Peu s’en fallut que je ne sautasse par la fenêtre pour aller les baiser ! Je m’en serais mal trouvé, car je me fusse cassé le cou sur les rochers.

Ah ! elle n’aurait fait que rire, quand je serais tombé tout sanglant à ses pieds. Hélas ! je connais ce rire-là ! Et la troisième femme qui émut si profondément ton coeur, était-ce un démon comme les deux autres figures ? Si c’était un ange ou un démon, c’est ce que j’ignore. On ne sait jamais au juste chez les femmes où cesse l’ange et où le diable commence.

Son pâle et ardent visage respirait tout le charme de l’Orient, et ses vêtements aussi rappelaient par leur richesse les contes de la sultane Schéhérazade. De douces lèvres comme des grenades, un nez de lis un peu courbé, et les membres souples et frais comme un palmier dans une oasis.

Elle était assise sur une haquenée que tenaient, avec des rênes d’or, deux nègres qui trottaient à pied et à côté de la princesse. Car elle était vraiment princesse : c’était la reine de Judée, la femme d’Hérode, celle qui a demandé la tête de Jean-Baptiste.

C’est à cause de ce meurtre qu’elle est maudite et condamnée à suivre jusqu’au jugement dernier, comme un spectre errant, la chasse nocturne des esprits. Elle porte toujours dans ses mains le plat où se trouve la tête de Jean-Baptiste, et elle la baise ; oui, elle baise avec ferveur cette tête morte.

Car elle aimait jadis le prophète. La Bible ne le dit pas, – mais le peuple a gardé la mémoire des sanglantes amours d’Hérodiade. Autrement, 1e désir de cette dame serait inexplicable. Une femme demande-elle jamais la tête d’un homme qu’elle n’aime pas ?

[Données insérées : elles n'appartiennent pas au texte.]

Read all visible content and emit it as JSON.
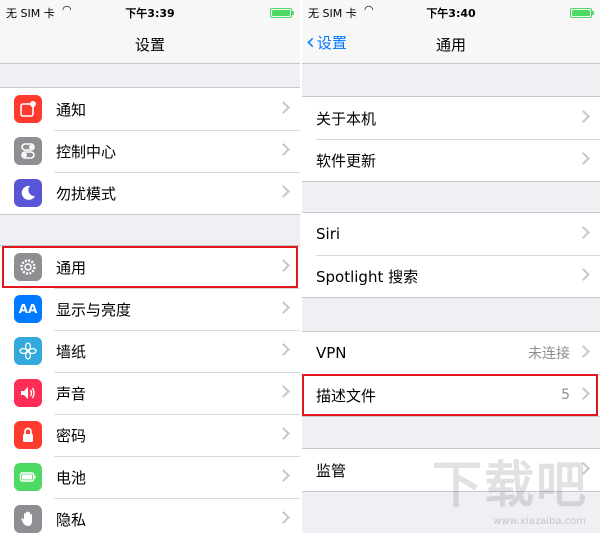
{
  "left": {
    "status": {
      "carrier": "无 SIM 卡",
      "time": "下午3:39"
    },
    "nav_title": "设置",
    "groups": [
      [
        {
          "label": "通知",
          "icon": "notifications-icon",
          "color": "#ff3b30"
        },
        {
          "label": "控制中心",
          "icon": "control-center-icon",
          "color": "#8e8e93"
        },
        {
          "label": "勿扰模式",
          "icon": "moon-icon",
          "color": "#5856d6"
        }
      ],
      [
        {
          "label": "通用",
          "icon": "gear-icon",
          "color": "#8e8e93"
        },
        {
          "label": "显示与亮度",
          "icon": "display-aa-icon",
          "color": "#007aff"
        },
        {
          "label": "墙纸",
          "icon": "wallpaper-flower-icon",
          "color": "#34aadc"
        },
        {
          "label": "声音",
          "icon": "speaker-icon",
          "color": "#ff2d55"
        },
        {
          "label": "密码",
          "icon": "lock-icon",
          "color": "#ff3b30"
        },
        {
          "label": "电池",
          "icon": "battery-icon",
          "color": "#4cd964"
        },
        {
          "label": "隐私",
          "icon": "hand-icon",
          "color": "#8e8e93"
        }
      ]
    ]
  },
  "right": {
    "status": {
      "carrier": "无 SIM 卡",
      "time": "下午3:40"
    },
    "back_label": "设置",
    "nav_title": "通用",
    "groups": [
      [
        {
          "label": "关于本机"
        },
        {
          "label": "软件更新"
        }
      ],
      [
        {
          "label": "Siri"
        },
        {
          "label": "Spotlight 搜索"
        }
      ],
      [
        {
          "label": "VPN",
          "value": "未连接"
        },
        {
          "label": "描述文件",
          "value": "5"
        }
      ],
      [
        {
          "label": "监管"
        }
      ]
    ]
  },
  "watermark": {
    "text": "下载吧",
    "url": "www.xiazaiba.com"
  },
  "colors": {
    "accent": "#007aff",
    "highlight": "#e1171e",
    "battery": "#4cd964"
  }
}
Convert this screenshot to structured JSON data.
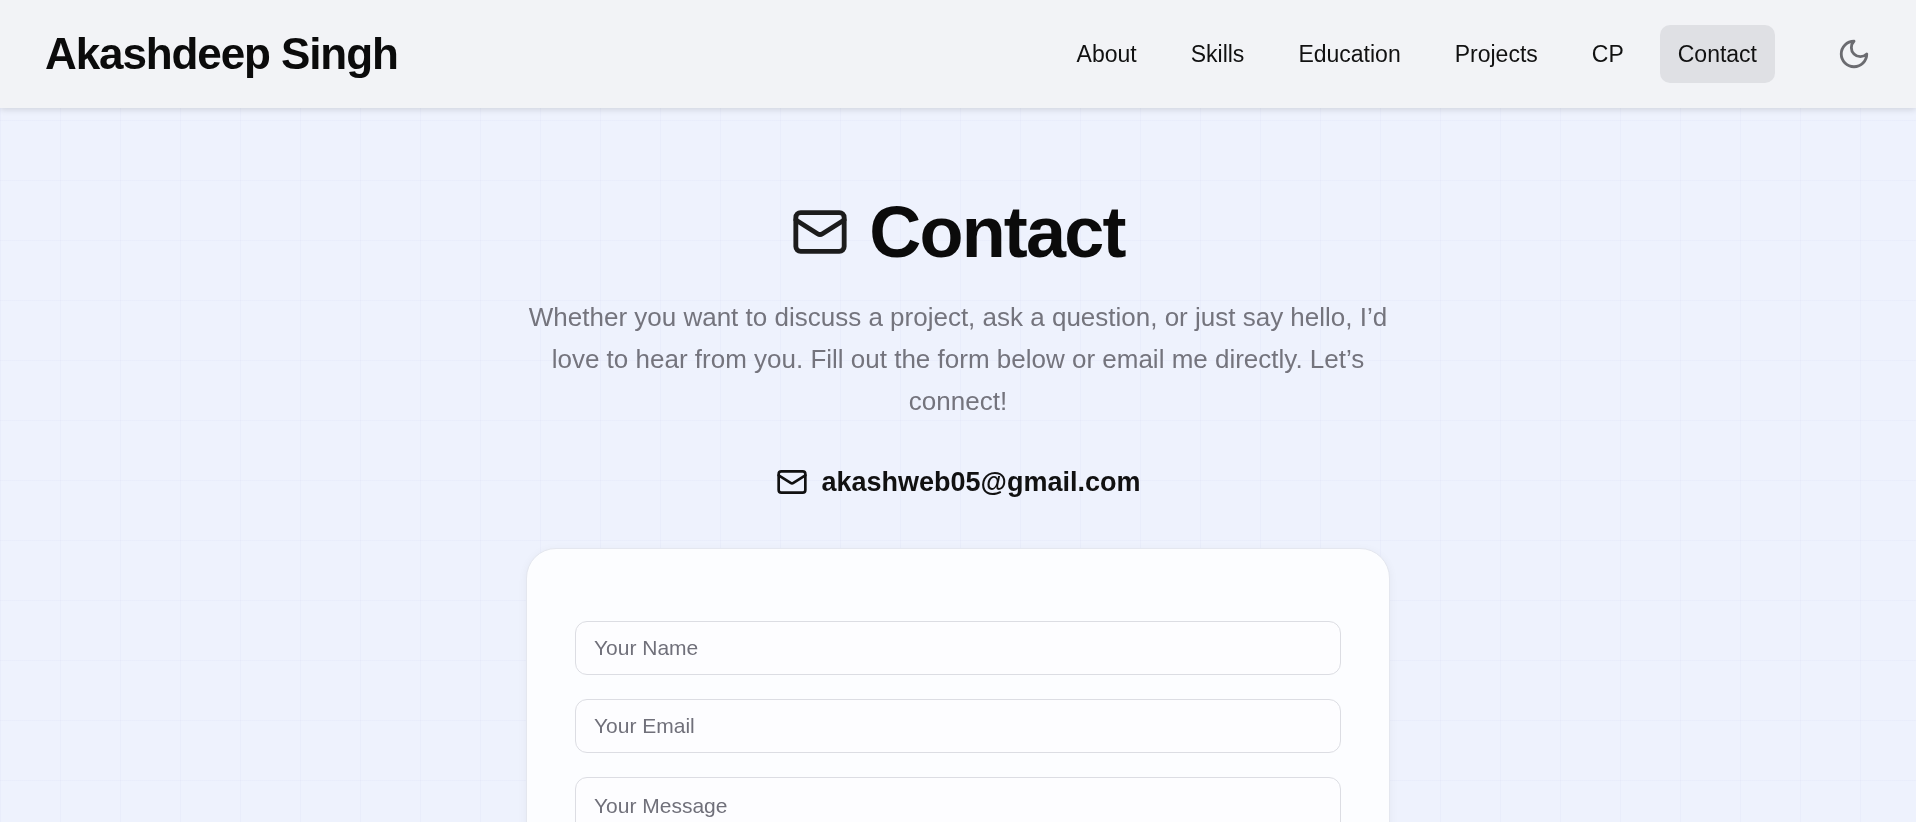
{
  "header": {
    "brand": "Akashdeep Singh",
    "nav": [
      {
        "label": "About",
        "selected": false
      },
      {
        "label": "Skills",
        "selected": false
      },
      {
        "label": "Education",
        "selected": false
      },
      {
        "label": "Projects",
        "selected": false
      },
      {
        "label": "CP",
        "selected": false
      },
      {
        "label": "Contact",
        "selected": true
      }
    ]
  },
  "contact": {
    "title": "Contact",
    "intro": "Whether you want to discuss a project, ask a question, or just say hello, I’d love to hear from you. Fill out the form below or email me directly. Let’s connect!",
    "email": "akashweb05@gmail.com",
    "form": {
      "fields": [
        {
          "kind": "input",
          "placeholder": "Your Name"
        },
        {
          "kind": "input",
          "placeholder": "Your Email"
        },
        {
          "kind": "textarea",
          "placeholder": "Your Message"
        }
      ]
    }
  }
}
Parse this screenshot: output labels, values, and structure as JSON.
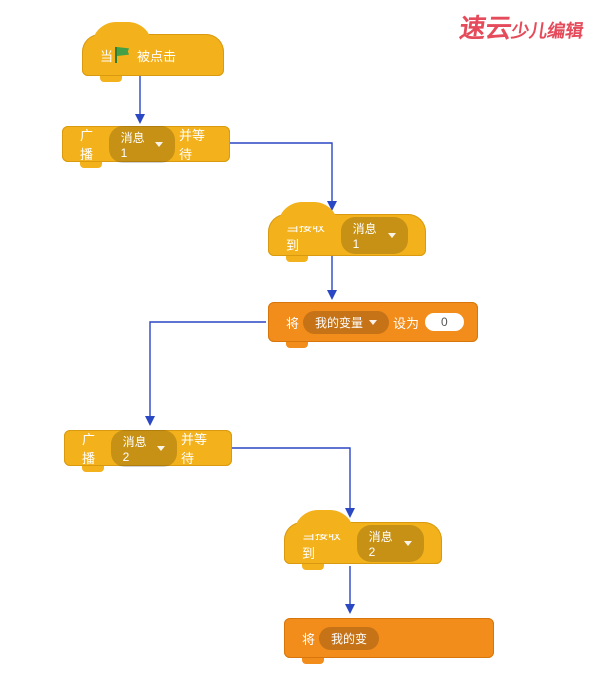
{
  "logo": {
    "main": "速云",
    "sub": "少儿编辑"
  },
  "blocks": {
    "hat1": {
      "prefix": "当",
      "suffix": "被点击"
    },
    "broadcast1": {
      "prefix": "广播",
      "msg": "消息1",
      "suffix": "并等待"
    },
    "receive1": {
      "prefix": "当接收到",
      "msg": "消息1"
    },
    "setvar1": {
      "prefix": "将",
      "var": "我的变量",
      "mid": "设为",
      "val": "0"
    },
    "broadcast2": {
      "prefix": "广播",
      "msg": "消息2",
      "suffix": "并等待"
    },
    "receive2": {
      "prefix": "当接收到",
      "msg": "消息2"
    },
    "setvar2": {
      "prefix": "将",
      "var": "我的变"
    }
  }
}
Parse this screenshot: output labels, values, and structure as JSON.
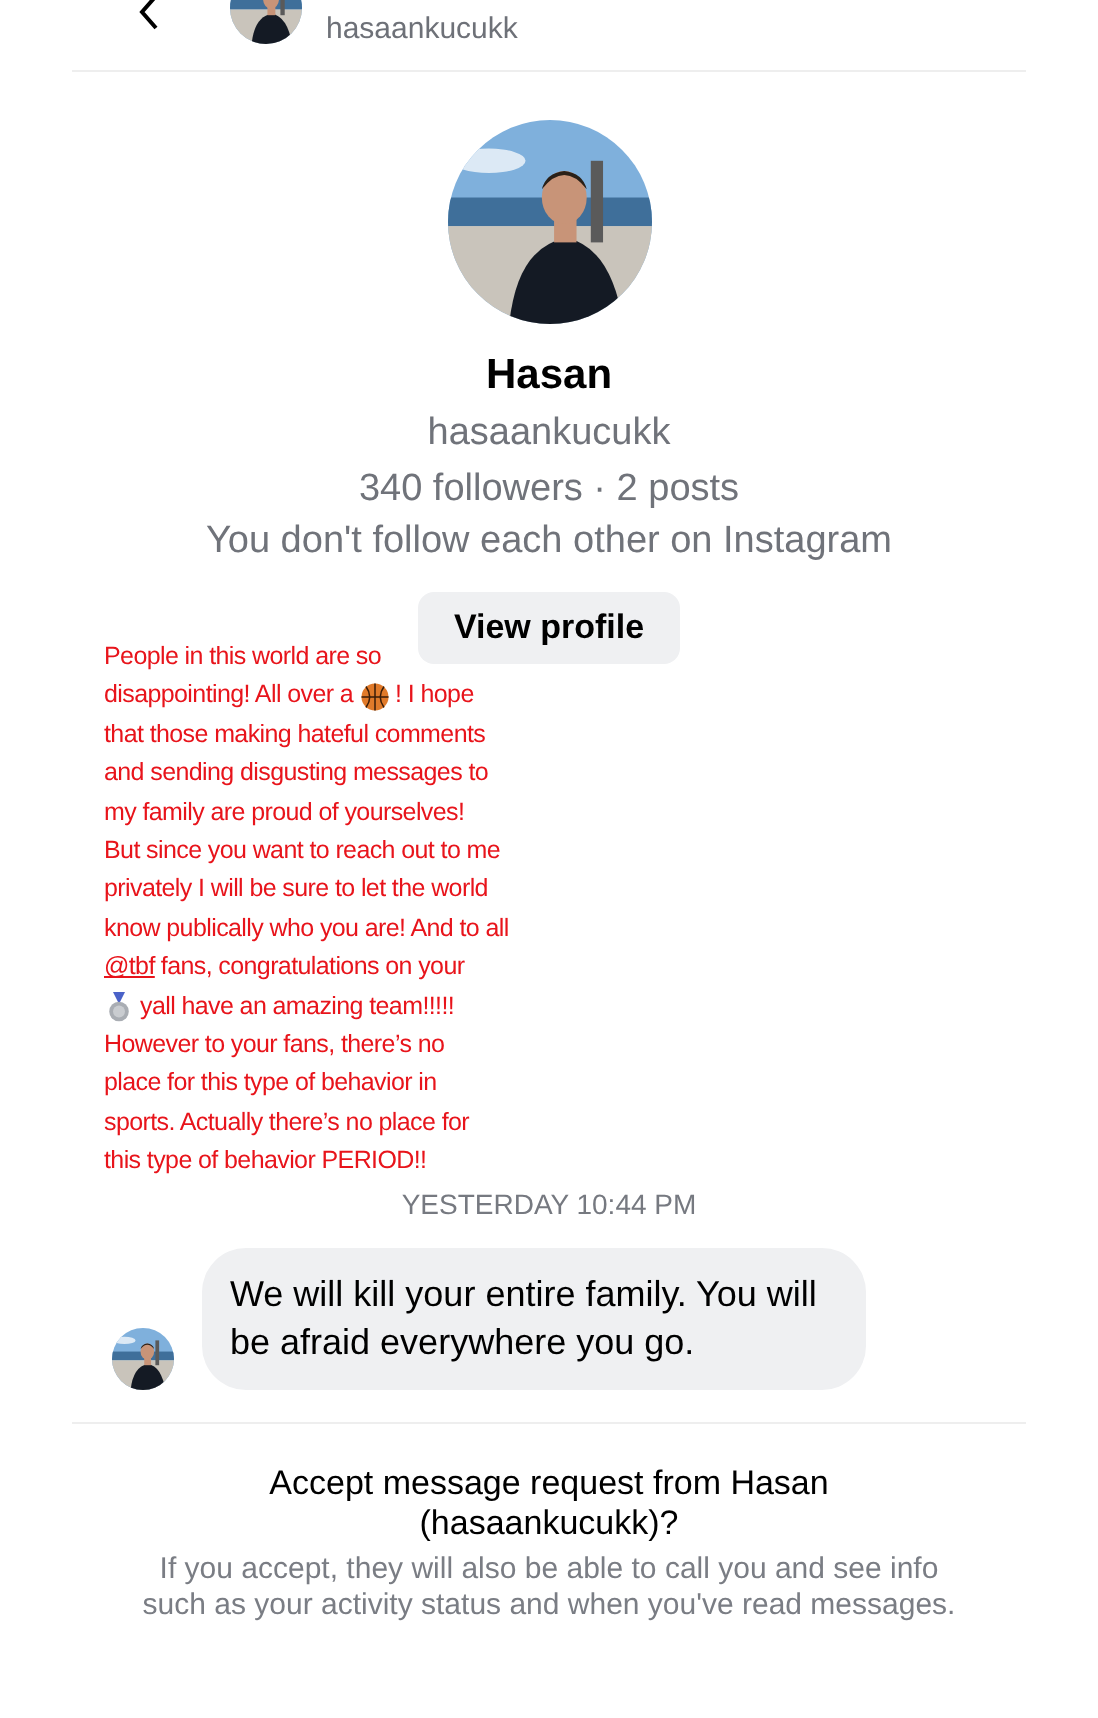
{
  "header": {
    "username": "hasaankucukk"
  },
  "profile": {
    "name": "Hasan",
    "username": "hasaankucukk",
    "stats": "340 followers · 2 posts",
    "relation": "You don't follow each other on Instagram",
    "button": "View profile"
  },
  "caption": {
    "lines": [
      [
        {
          "kind": "text",
          "text": "People in this world are so"
        }
      ],
      [
        {
          "kind": "text",
          "text": "disappointing! All over a"
        },
        {
          "kind": "basketball"
        },
        {
          "kind": "text",
          "text": "! I hope"
        }
      ],
      [
        {
          "kind": "text",
          "text": "that those making hateful comments"
        }
      ],
      [
        {
          "kind": "text",
          "text": "and sending disgusting messages to"
        }
      ],
      [
        {
          "kind": "text",
          "text": "my family are proud of yourselves!"
        }
      ],
      [
        {
          "kind": "text",
          "text": "But since you want to reach out to me"
        }
      ],
      [
        {
          "kind": "text",
          "text": "privately I will be sure to let the world"
        }
      ],
      [
        {
          "kind": "text",
          "text": "know publically who you are! And to all"
        }
      ],
      [
        {
          "kind": "mention",
          "text": "@tbf"
        },
        {
          "kind": "text",
          "text": "fans, congratulations on your"
        }
      ],
      [
        {
          "kind": "medal"
        },
        {
          "kind": "text",
          "text": "yall have an amazing team!!!!!"
        }
      ],
      [
        {
          "kind": "text",
          "text": "However to your fans, there’s no"
        }
      ],
      [
        {
          "kind": "text",
          "text": "place for this type of behavior in"
        }
      ],
      [
        {
          "kind": "text",
          "text": "sports. Actually there’s no place for"
        }
      ],
      [
        {
          "kind": "text",
          "text": "this type of behavior PERIOD!!"
        }
      ]
    ]
  },
  "timestamp": "YESTERDAY 10:44 PM",
  "messages": [
    {
      "text": "We will kill your entire family. You will be afraid everywhere you go."
    }
  ],
  "request": {
    "title": "Accept message request from Hasan (hasaankucukk)?",
    "note": "If you accept, they will also be able to call you and see info such as your activity status and when you've read messages."
  }
}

Elle était peut-être un peu fâchée contre son saint amant ; et elle le fit décapiter ; mais, lorsqu’elle vit sur ce plat cette tête si chère, elle se mit à pleurer, à se désespérer, et elle mourut dans cet accès de folie amoureuse.

La nuit, elle sort de la tombe, et, en suivant la chasse infernale, elle porte, comme dit la tradition populaire, dans ses mains blanches le plat avec la tête sanglante ; mais, de temps en temps, par un étrange caprice de femme, elle lance la tête dans les airs en riant comme un enfant, et la rattrape adroitement comme si elle jouait à la balle.

Lorsqu’elle passa devant moi, elle me regarda, et me fit un signe de tête si coquet et si languissant, que j’en fus troublé jusqu’au fond du coeur. Trois fois la cavalcade passa au galop devant moi, et trois fois, en passant, le spectre adorable me salua. La chasse s’évanouissait déjà dans la nuit, le tumulte s’éteignait, que le gracieux salut me trottait encore dans la tête.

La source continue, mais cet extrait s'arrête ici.